Rance shook his head. He was feeling sick, fighting the bile rising in his throat.
“I didn’t go mark the grave or nothing. I mean, she was just a prisoner, and I’m real sorry that it’s come out now that she shouldn’t have been in prison, but you gotta understand that
we
didn’t know none of that. We were just doin’ what we was told to do, and that was to keep her in the stockade. Her dyin’ was her own doin’.”
Rance never spoke. He continued to down the contents of the bottle as quickly as possible, racing to blot out the horror.
“Here. You can read the report.”
He thrust some papers forward, but Rance pushed them away. “No,” he whispered hoarsely. “I don’t want to see them, I’ve got to be going.” He forced himself to walk rigidly from the cabin. Later, there would be time for a big drunk, to souse himself with as much liquor as his body would hold. It was going to take a hell of a drunk to ever get over this, he thought dazedly. God, not April. Not April.
Virtus seemed to sense his master’s grief, and he moved along slowly without being prodded. Rance stared straight ahead, seeing only a vision of laughing blue eyes and golden blond hair, and a smile like an angel’s.
He had not heard the woman calling his name. Only when he felt a small stone strike his arm did he glance around sharply, drawing his saber, ready for a fight. Then he saw her standing at the fence, far away from the others, glancing back over her shoulder nervously as she called to him once again. “It’s Taggart, ain’t it? Ain’t your name Taggart? You look just like she said Taggart would look. Nobody could be as handsome as she said you was. I had a feeling you’d come for her one day.”
He started to dismount, heart pounding wildly as he realized this woman knew something of April. Perhaps she could tell him of her life during those last weeks…
“No, don’t get off your horse,” she said sharply, glancing around wildly. “I can’t let nobody see me talking to you. I’d be killed for sure…or worse.”
He started to speak, but she waved him to silence. “Don’t ask me nothing, ’cause there’s no time. Just listen. My name’s Selma. I was a friend of April’s…for a while. Then, like all the others, I turned against her, ’cause I really didn’t understand how it was. But that’s not important. I can make it all up to her now.”
She took a deep breath and went on so rapidly that he had to strain to grasp each harshly whispered word. “April ain’t dead.”
His eyes widened. His heart began to pound even faster, this time with hope. “How do you know this?”
“No time to explain!” she snapped harshly. “When you find her, you’ll understand. Just follow Blackmon. No matter how long it takes. Follow him. He’ll take you straight to her. I gotta go now. He might see me. He’d figure what I was telling you, ’cause we all know the truth about Blackmon.

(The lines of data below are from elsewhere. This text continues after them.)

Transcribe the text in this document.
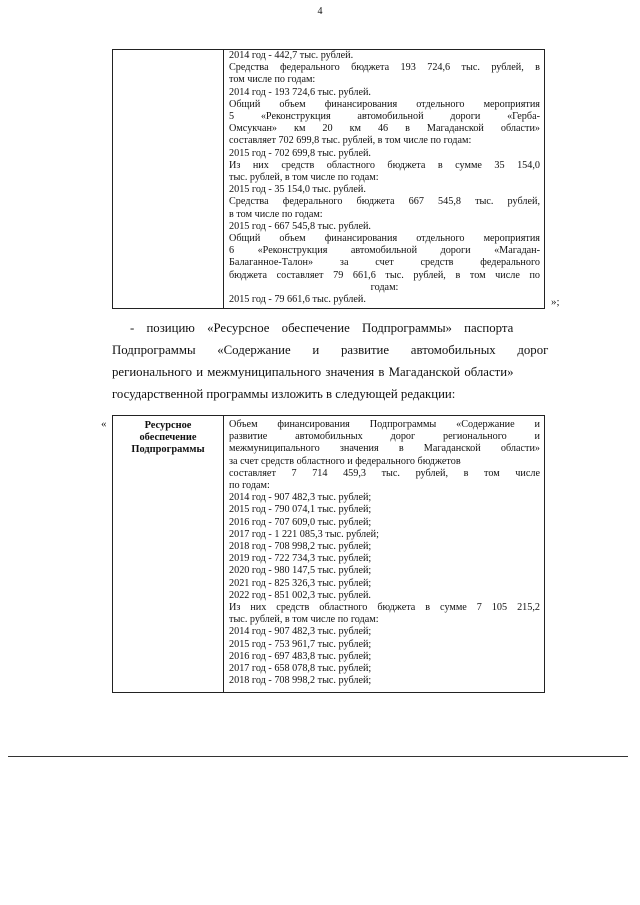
4
2014 год - 442,7 тыс. рублей.
Средства федерального бюджета 193 724,6 тыс. рублей, в
том числе по годам:
2014 год - 193 724,6 тыс. рублей.
Общий объем финансирования отдельного мероприятия
5 «Реконструкция автомобильной дороги «Герба-
Омсукчан» км 20 км 46 в Магаданской области»
составляет 702 699,8 тыс. рублей, в том числе по годам:
2015 год - 702 699,8 тыс. рублей.
Из них средств областного бюджета в сумме 35 154,0
тыс. рублей, в том числе по годам:
2015 год - 35 154,0 тыс. рублей.
Средства федерального бюджета 667 545,8 тыс. рублей,
в том числе по годам:
2015 год - 667 545,8 тыс. рублей.
Общий объем финансирования отдельного мероприятия
6 «Реконструкция автомобильной дороги «Магадан-
Балаганное-Талон» за счет средств федерального
бюджета составляет 79 661,6 тыс. рублей, в том числе по
годам:
2015 год - 79 661,6 тыс. рублей.	»;
- позицию «Ресурсное обеспечение Подпрограммы» паспорта
Подпрограммы «Содержание и развитие автомобильных дорог
регионального и межмуниципального значения в Магаданской области»
государственной программы изложить в следующей редакции:
«	Ресурсное
обеспечение
Подпрограммы
Объем финансирования Подпрограммы «Содержание и
развитие автомобильных дорог регионального и
межмуниципального значения в Магаданской области»
за счет средств областного и федерального бюджетов
составляет 7 714 459,3 тыс. рублей, в том числе
по годам:
2014 год - 907 482,3 тыс. рублей;
2015 год - 790 074,1 тыс. рублей;
2016 год - 707 609,0 тыс. рублей;
2017 год - 1 221 085,3 тыс. рублей;
2018 год - 708 998,2 тыс. рублей;
2019 год - 722 734,3 тыс. рублей;
2020 год - 980 147,5 тыс. рублей;
2021 год - 825 326,3 тыс. рублей;
2022 год - 851 002,3 тыс. рублей.
Из них средств областного бюджета в сумме 7 105 215,2
тыс. рублей, в том числе по годам:
2014 год - 907 482,3 тыс. рублей;
2015 год - 753 961,7 тыс. рублей;
2016 год - 697 483,8 тыс. рублей;
2017 год - 658 078,8 тыс. рублей;
2018 год - 708 998,2 тыс. рублей;
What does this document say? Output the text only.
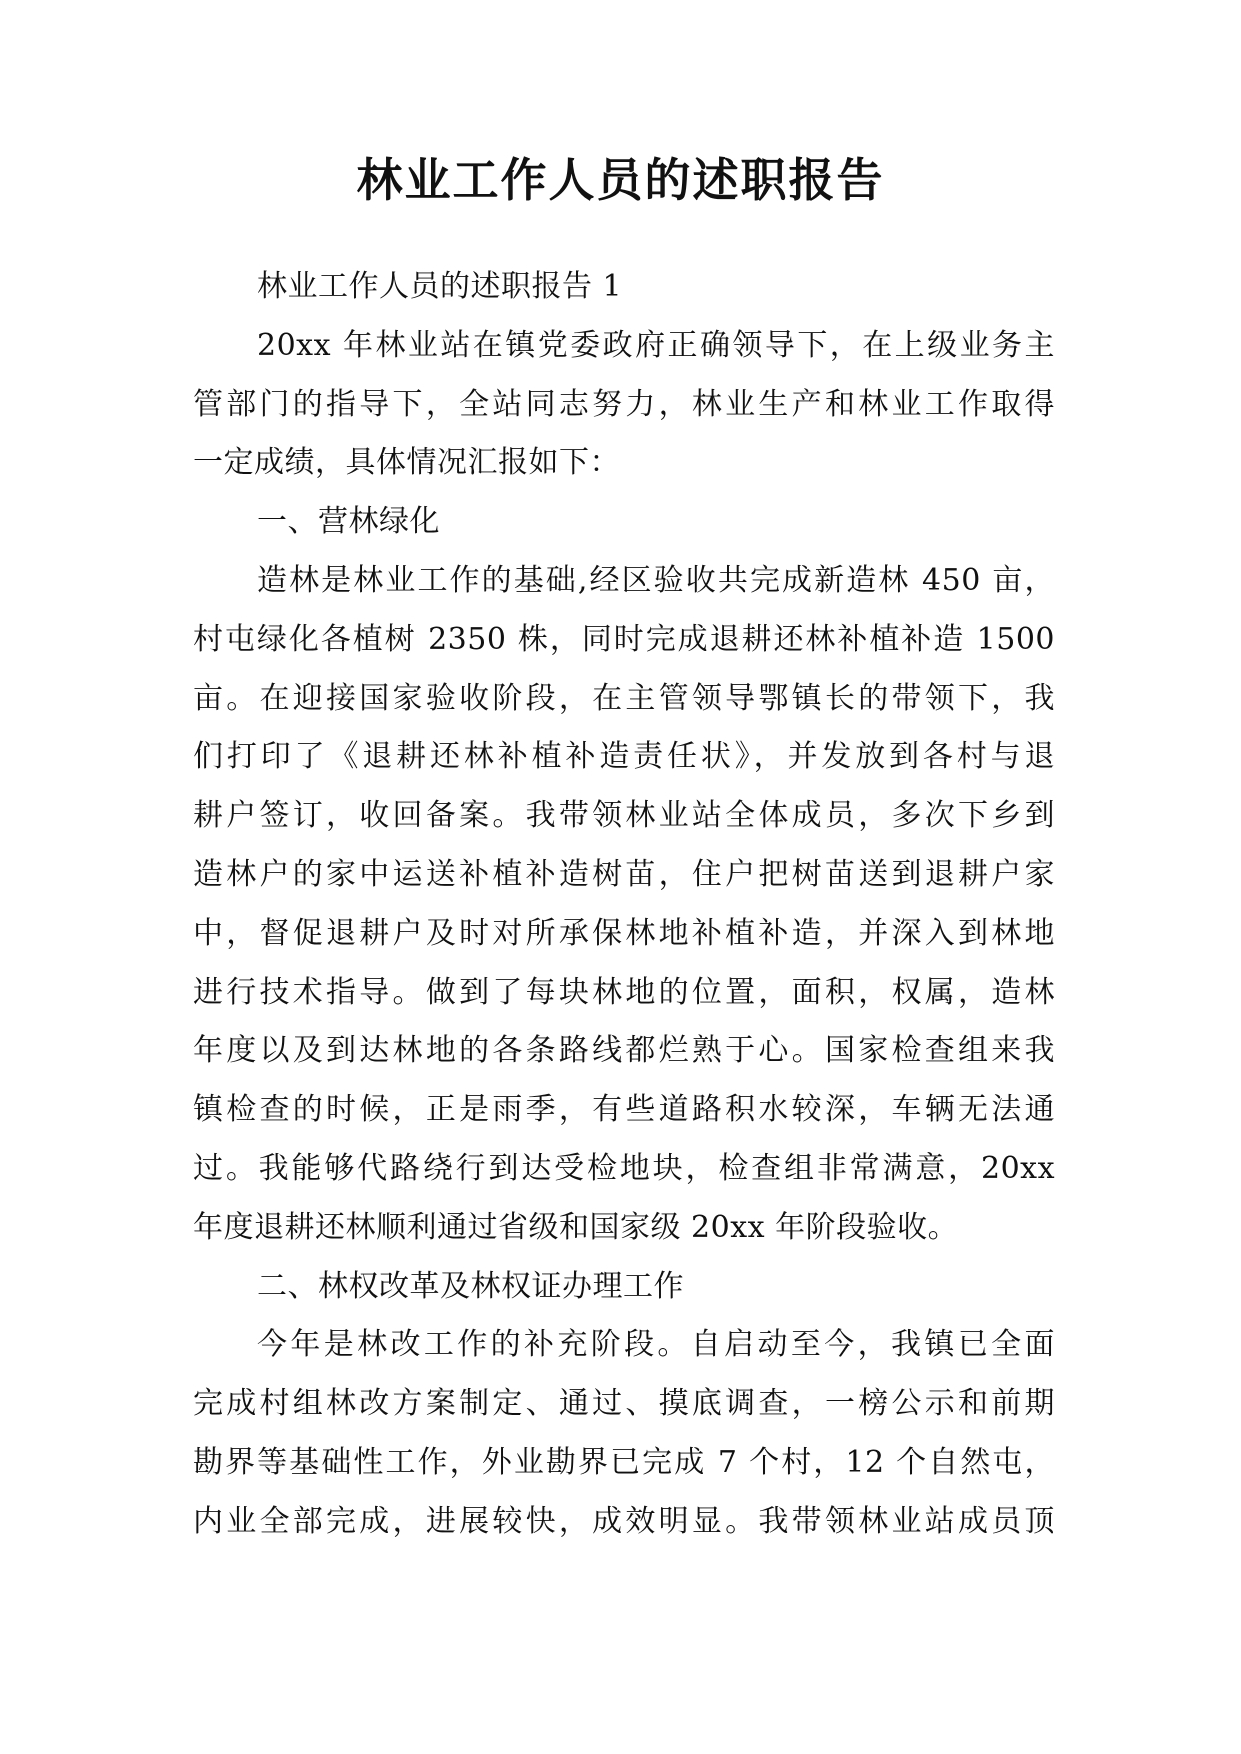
林业工作人员的述职报告
林业工作人员的述职报告 1
20xx 年林业站在镇党委政府正确领导下，在上级业务主
管部门的指导下，全站同志努力，林业生产和林业工作取得
一定成绩，具体情况汇报如下：
一、营林绿化
造林是林业工作的基础,经区验收共完成新造林 450 亩，
村屯绿化各植树 2350 株，同时完成退耕还林补植补造 1500
亩。在迎接国家验收阶段，在主管领导鄂镇长的带领下，我
们打印了《退耕还林补植补造责任状》，并发放到各村与退
耕户签订，收回备案。我带领林业站全体成员，多次下乡到
造林户的家中运送补植补造树苗，住户把树苗送到退耕户家
中，督促退耕户及时对所承保林地补植补造，并深入到林地
进行技术指导。做到了每块林地的位置，面积，权属，造林
年度以及到达林地的各条路线都烂熟于心。国家检查组来我
镇检查的时候，正是雨季，有些道路积水较深，车辆无法通
过。我能够代路绕行到达受检地块，检查组非常满意，20xx
年度退耕还林顺利通过省级和国家级 20xx 年阶段验收。
二、林权改革及林权证办理工作
今年是林改工作的补充阶段。自启动至今，我镇已全面
完成村组林改方案制定、通过、摸底调查，一榜公示和前期
勘界等基础性工作，外业勘界已完成 7 个村，12 个自然屯，
内业全部完成，进展较快，成效明显。我带领林业站成员顶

I only told you ’cause of what she said about you…how she missed you and all. That’s all I got to say.”
She turned and ran back to where the others were working under the hot sun, bent over with their hoes, chopping at the hard-packed soil.
Dazed, Rance moved Virtus forward. Why not believe the woman? Kaid Blackmon had acted strangely. And this might explain why that first woman had reacted so violently when he asked about April. Selma said they had all turned against April. But why? And what happened to make Selma change her mind?
None of it made any sense, but he was certain of one thing—he was going to take Selma’s advice and follow Kaid Blackmon when he left Dobbsville stockade.
Riding with Stuart’s cavalry had given him valuable experience in undercover maneuvering. He rode perhaps five miles down the road before turning back, wanting to make sure that if Blackmon had had him followed, he would be satisfied that Rance was on his way.